China

Alibaba’s Damo Academy offers free access to 100 AI patents as part of China’s nationwide move to boost tech innovation


The move comes as China ramps up efforts to drive the development of AI, with Big Tech companies pouring massive resources into developing their own AI products amid escalating US export and investment restrictions on advanced technology.

US President Joe Biden on Wednesday unveiled a long-anticipated executive order, putting new restrictions on investments that American firms can make in China in semiconductors and microelectronics, quantum information technologies, and AI systems.

China leads the world in AI patent applications, with the country filing some 648,500 AI patent applications between 2018 and 2022, accounting for 62 per cent of the world’s total, according to research and development analytics firm PatSnap.
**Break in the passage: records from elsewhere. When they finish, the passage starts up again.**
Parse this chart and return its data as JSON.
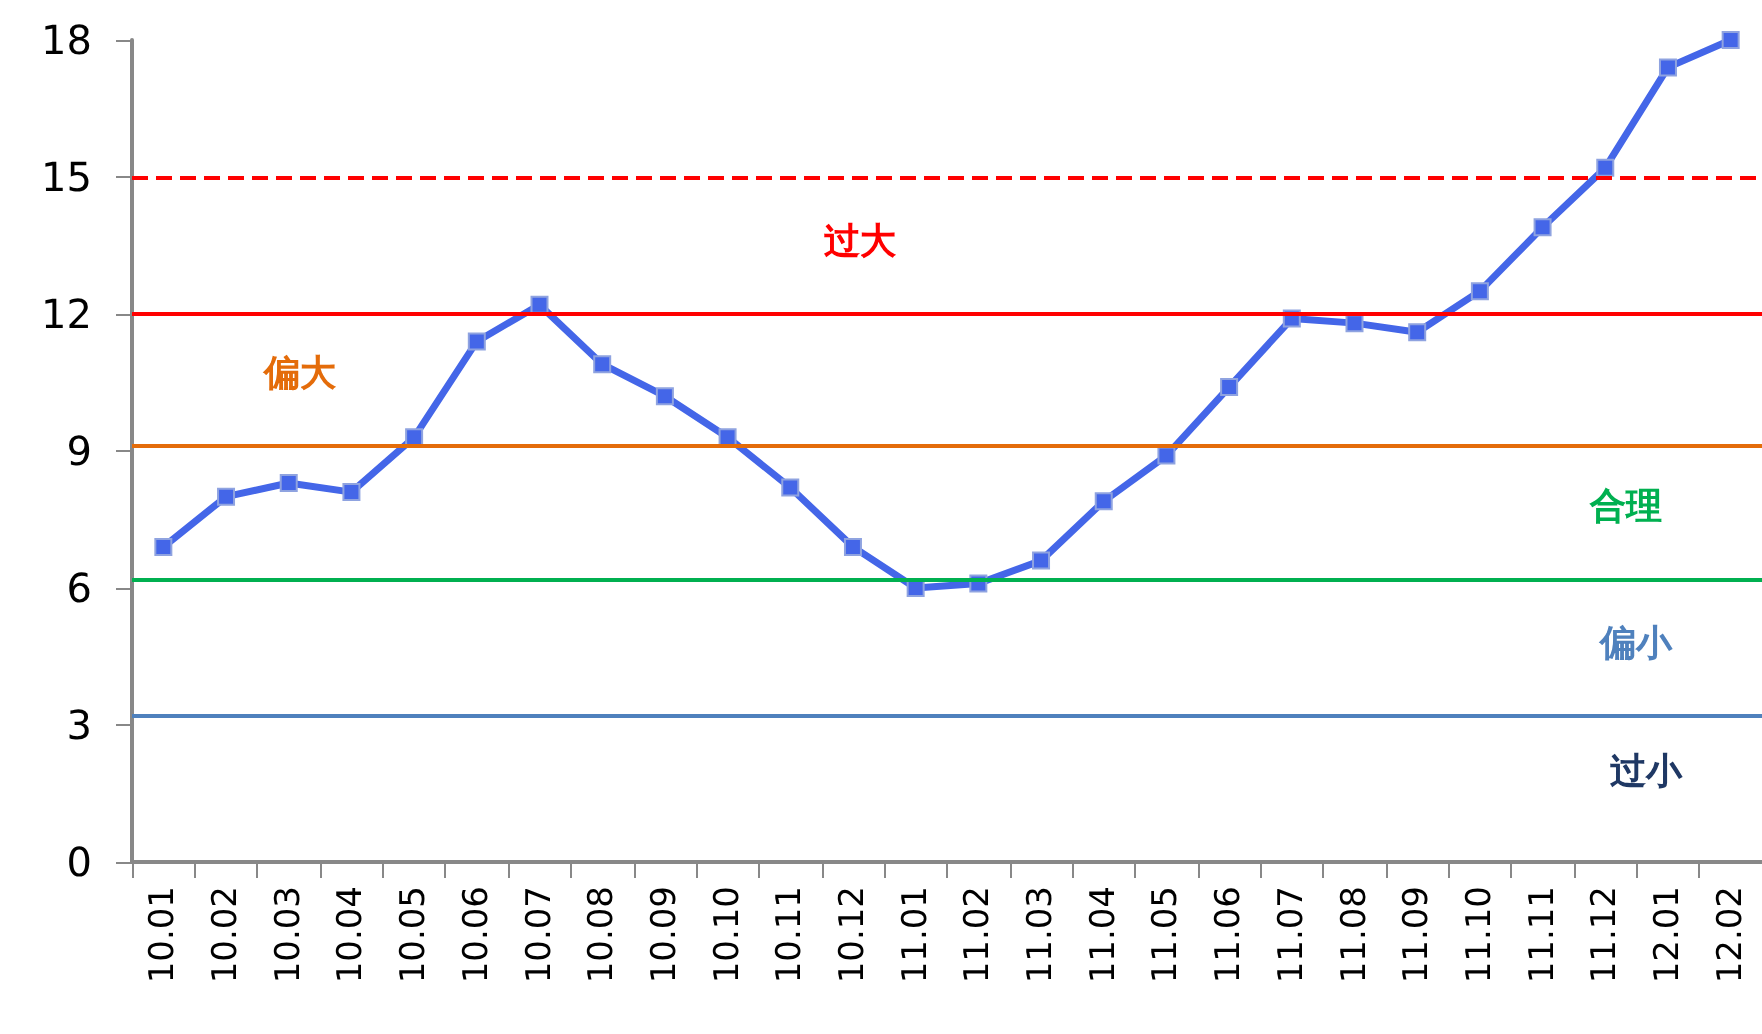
{
  "chart_data": {
    "type": "line",
    "categories": [
      "10.01",
      "10.02",
      "10.03",
      "10.04",
      "10.05",
      "10.06",
      "10.07",
      "10.08",
      "10.09",
      "10.10",
      "10.11",
      "10.12",
      "11.01",
      "11.02",
      "11.03",
      "11.04",
      "11.05",
      "11.06",
      "11.07",
      "11.08",
      "11.09",
      "11.10",
      "11.11",
      "11.12",
      "12.01",
      "12.02"
    ],
    "series": [
      {
        "color": "#4466e8",
        "values": [
          6.9,
          8.0,
          8.3,
          8.1,
          9.3,
          11.4,
          12.2,
          10.9,
          10.2,
          9.3,
          8.2,
          6.9,
          6.0,
          6.1,
          6.6,
          7.9,
          8.9,
          10.4,
          11.9,
          11.8,
          11.6,
          12.5,
          13.9,
          15.2,
          17.4,
          18
        ]
      }
    ],
    "ylim": [
      0,
      18
    ],
    "yticks": [
      0,
      3,
      6,
      9,
      12,
      15,
      18
    ],
    "grid": false,
    "marker": "square",
    "line_style": "solid",
    "ref_lines": [
      {
        "axis": "y",
        "value": 15,
        "color": "#ff0000",
        "line_style": "dashed"
      },
      {
        "axis": "y",
        "value": 12,
        "color": "#ff0000",
        "line_style": "solid",
        "label": "过大"
      },
      {
        "axis": "y",
        "value": 9.1,
        "color": "#e46c0a",
        "line_style": "solid",
        "label": "偏大"
      },
      {
        "axis": "y",
        "value": 6.2,
        "color": "#00b050",
        "line_style": "solid",
        "label": "合理"
      },
      {
        "axis": "y",
        "value": 3.2,
        "color": "#4f81bd",
        "line_style": "solid",
        "label": "偏小"
      }
    ],
    "annotations": [
      "过小"
    ]
  }
}
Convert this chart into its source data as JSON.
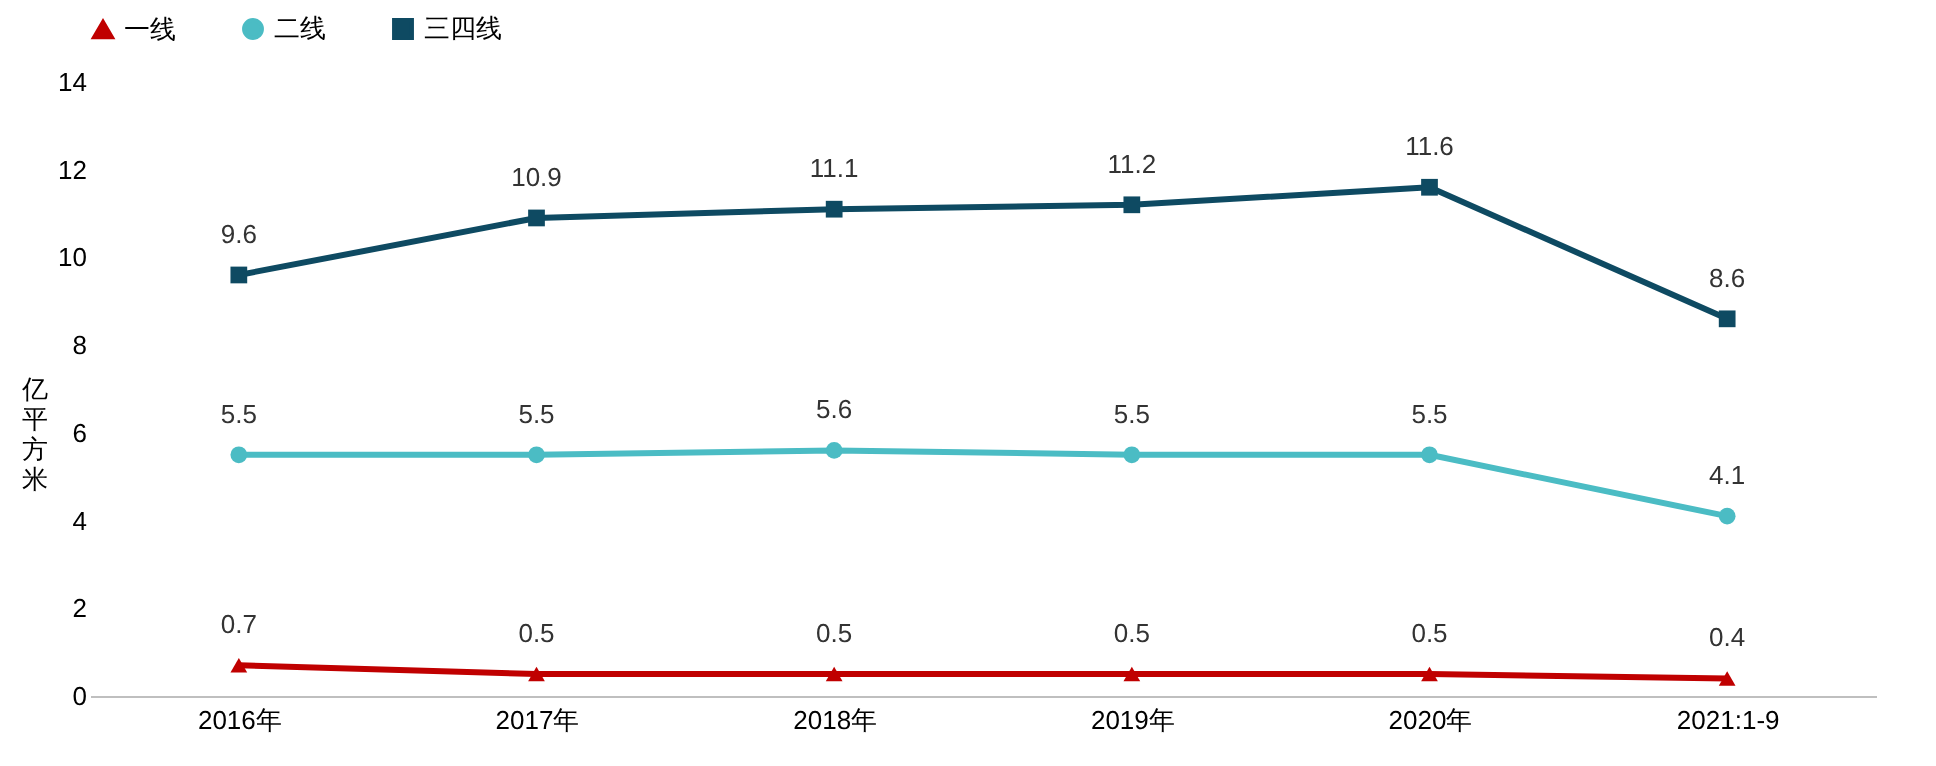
{
  "chart_data": {
    "type": "line",
    "ylabel": "亿平方米",
    "categories": [
      "2016年",
      "2017年",
      "2018年",
      "2019年",
      "2020年",
      "2021:1-9"
    ],
    "series": [
      {
        "name": "一线",
        "color": "#c00000",
        "marker": "triangle",
        "values": [
          0.7,
          0.5,
          0.5,
          0.5,
          0.5,
          0.4
        ]
      },
      {
        "name": "二线",
        "color": "#4bbcc4",
        "marker": "circle",
        "values": [
          5.5,
          5.5,
          5.6,
          5.5,
          5.5,
          4.1
        ]
      },
      {
        "name": "三四线",
        "color": "#0e4a62",
        "marker": "square",
        "values": [
          9.6,
          10.9,
          11.1,
          11.2,
          11.6,
          8.6
        ]
      }
    ],
    "ylim": [
      0,
      14
    ],
    "yticks": [
      0,
      2,
      4,
      6,
      8,
      10,
      12,
      14
    ],
    "data_labels": true,
    "grid": false,
    "legend": "top",
    "line_style": "solid"
  }
}
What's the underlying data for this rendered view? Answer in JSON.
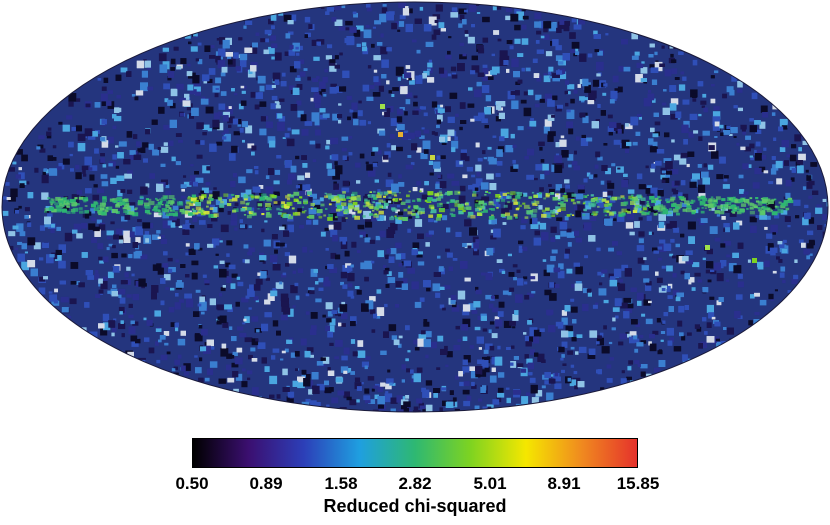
{
  "map": {
    "projection": "mollweide",
    "features": [
      "galactic-plane-band",
      "speckled-noise"
    ]
  },
  "colorbar": {
    "ticks": [
      "0.50",
      "0.89",
      "1.58",
      "2.82",
      "5.01",
      "8.91",
      "15.85"
    ],
    "label": "Reduced chi-squared",
    "colors": [
      "#000000",
      "#3b0f70",
      "#2c3fb8",
      "#1f9fe0",
      "#2eb872",
      "#7ed321",
      "#f5e700",
      "#f08a1f",
      "#e5322c"
    ]
  }
}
The US and South Korea followed in second and third place, with about 191,000 and 52,800 patent applications filed, respectively.

Damo said three of the 100 free patents focused on precision treatment of cancer, which could help hospitals offer intelligent solutions and accelerate the transformation of technology used to cure the disease.

Other patents include technology related to traffic signal perception used in intelligent traffic management, as well as image identification technology applicable to e-commerce platforms looking to weed out products that infringe on copyrights.

The World Artificial Intelligence Conference in Shanghai in July. Photo: Reuters

The World Artificial Intelligence Conference in Shanghai in July. Photo: Reuters

The academy said it planned to free up more patents in the future to establish a “more open AI technology ecosystem”.

Hangzhou-based Alibaba, owner of the South China Morning Post, established Damo in 2017 to focus on fundamental science and disruptive innovations. The institution has 16 laboratories covering areas ranging from AI and autonomous driving to quantum computing and semiconductor research and development.

Alibaba’s cloud unit in April revealed its own alternative to ChatGPT – Tongyi Qianwen – which was based on Damo’s large language models (LLMs), making it one of the earliest Chinese companies to jump on the AI chatbot bandwagon.

Last week, Alibaba’s cloud computing unit open sourced two of its LLM models that were based on Tongyi Qianwen, in a move that analysts said was aimed at expanding the company’s global influence in the field of AI.